孟子 / 公孫丑章句上
孟子曰、尊賢使能、俊傑在位、則天下之士皆悅而願立於其朝矣。市廛而不征、法而不廛、則天下之商皆悅而願藏於其市矣。關譏而不征、則天下之旅皆悅而願出於其路矣。耕者助而不Ԭ、則天下之農皆悅而願耕於其野矣。廛無夫里之布、則天下之民皆悅而願為之氓矣。信能行此五者、則鄰國之民仰之若父母矣。率其子弟、攻其父母、自生民以來、未有能濟者也。如此、則無敵於天下。無敵於天下者、天吏也。然而不王者、未之有也。」
新字:孟子曰、尊賢使能、俊傑在位、則天下之士皆悅而願立於其朝矣。市廛而不征、法而不廛、則天下之商皆悅而願蔵於其市矣。関譏而不征、則天下之旅皆悅而願出於其路矣。耕者助而不Ԭ、則天下之農皆悅而願耕於其野矣。廛無夫里之布、則天下之民皆悅而願為之氓矣。信能行此五者、則鄰国之民仰之若父母矣。率其子弟、攻其父母、自生民以来、未有能済者也。如此、則無敵於天下。無敵於天下者、天吏也。然而不王者、未之有也。」
書き下し
孟子曰く、「賢を尊び能を使い、俊傑位に在れば、則ち天下の士、皆悅びて其の朝に立たんことを願わん。市は廛して征せず、法して廛せざれば、則ち天下の商、皆悅びて其の市に藏せんことを願わん。關は譏して征せざれば、則ち天下の旅、皆悅びて其の路に出でんことを願わん。耕やす者は助してԬせざれば、則ち天下の農、皆悅びて其の野に耕さんことを願わん。廛に夫里の布無ければ、則ち天下の民、皆悅びて之が氓と為ることを願わん。信に能く此の五者を行わば、則ち鄰國の民も之を仰ぐこと父母の若し。

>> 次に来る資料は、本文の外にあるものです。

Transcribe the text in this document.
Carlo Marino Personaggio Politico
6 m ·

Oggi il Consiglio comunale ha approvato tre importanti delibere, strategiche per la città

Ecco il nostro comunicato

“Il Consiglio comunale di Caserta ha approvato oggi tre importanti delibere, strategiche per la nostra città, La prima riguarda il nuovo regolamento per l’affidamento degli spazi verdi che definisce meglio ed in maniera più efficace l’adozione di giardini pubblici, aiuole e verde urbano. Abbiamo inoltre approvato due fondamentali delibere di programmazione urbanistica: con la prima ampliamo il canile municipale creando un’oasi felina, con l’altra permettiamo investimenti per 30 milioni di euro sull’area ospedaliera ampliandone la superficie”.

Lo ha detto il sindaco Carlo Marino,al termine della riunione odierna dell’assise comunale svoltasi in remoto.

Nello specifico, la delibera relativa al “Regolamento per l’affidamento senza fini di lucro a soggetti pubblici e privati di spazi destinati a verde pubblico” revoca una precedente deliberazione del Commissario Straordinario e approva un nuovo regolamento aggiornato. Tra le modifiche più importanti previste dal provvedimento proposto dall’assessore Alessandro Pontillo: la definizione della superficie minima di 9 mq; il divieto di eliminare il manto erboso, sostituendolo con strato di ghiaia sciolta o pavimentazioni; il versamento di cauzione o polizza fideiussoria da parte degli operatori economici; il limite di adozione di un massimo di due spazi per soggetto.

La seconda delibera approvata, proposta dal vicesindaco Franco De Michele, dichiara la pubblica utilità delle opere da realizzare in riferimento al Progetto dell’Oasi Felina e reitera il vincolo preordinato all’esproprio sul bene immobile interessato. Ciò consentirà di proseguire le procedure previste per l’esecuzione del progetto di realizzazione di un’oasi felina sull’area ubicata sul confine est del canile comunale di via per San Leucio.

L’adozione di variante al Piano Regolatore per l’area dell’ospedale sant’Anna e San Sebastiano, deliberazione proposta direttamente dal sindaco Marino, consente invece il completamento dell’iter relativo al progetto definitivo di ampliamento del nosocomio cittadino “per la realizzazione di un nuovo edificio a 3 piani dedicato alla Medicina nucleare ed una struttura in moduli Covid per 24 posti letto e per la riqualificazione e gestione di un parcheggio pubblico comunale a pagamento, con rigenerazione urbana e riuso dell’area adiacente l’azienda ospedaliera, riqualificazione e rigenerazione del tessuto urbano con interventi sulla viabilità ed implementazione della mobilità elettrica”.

其の子弟を率いて、其の父母を攻むるは、生民自り以來、未だ能く濟す者有らざるなり。此の如くんば、則ち天下に敵無し。天下に敵無き者は、天吏なり。然り而して王たらざる者は、未だ之れ有らざるなり。」
現代語訳
孟子は言う、 「賢者を尊び有能の士を用いて、すぐれた人物が其の位に即きそれぞれの職務を行えるようにすれば、天下の士は皆進んでその国に仕えたいと願うだろう。市場では店舗には課税をするが、荷物は課税しない、又は法により市場の秩序を守り、課税は一切しないようにすれば、天下の商人は皆進んでその市場に商品を持ち込みたいと願うだろう。関所では不信な人物や物を取り締まるだけで、税金はかけないようにすれば、天下の旅行者は皆喜んでその國の街道を通りたいと願うだろう。農耕者には井田法により、公田を耕作する義務だけ課して、私田には課税しないようにすれば、天下の農民は皆進んで耕作に励むだろう。住居に対する税や人頭税が無ければ、天下の民は皆進んでその国の移住民になりたいと願うだろう。実際にこの五つが実行できれば、隣国の民もその君を父母のように仰ぎ見て慕うだろう。そうなれば、隣国の民は子弟のようなものである。子弟を率いて父母を攻めるなどということは、人間始まって以来、一度として成功したことがない。だからこのようになれば天下に敵対する者はいなくなる。つまり天下無敵の者は天命を執行する天の役人である。そうなって天下の王とならなかった者は、かっていないのである。」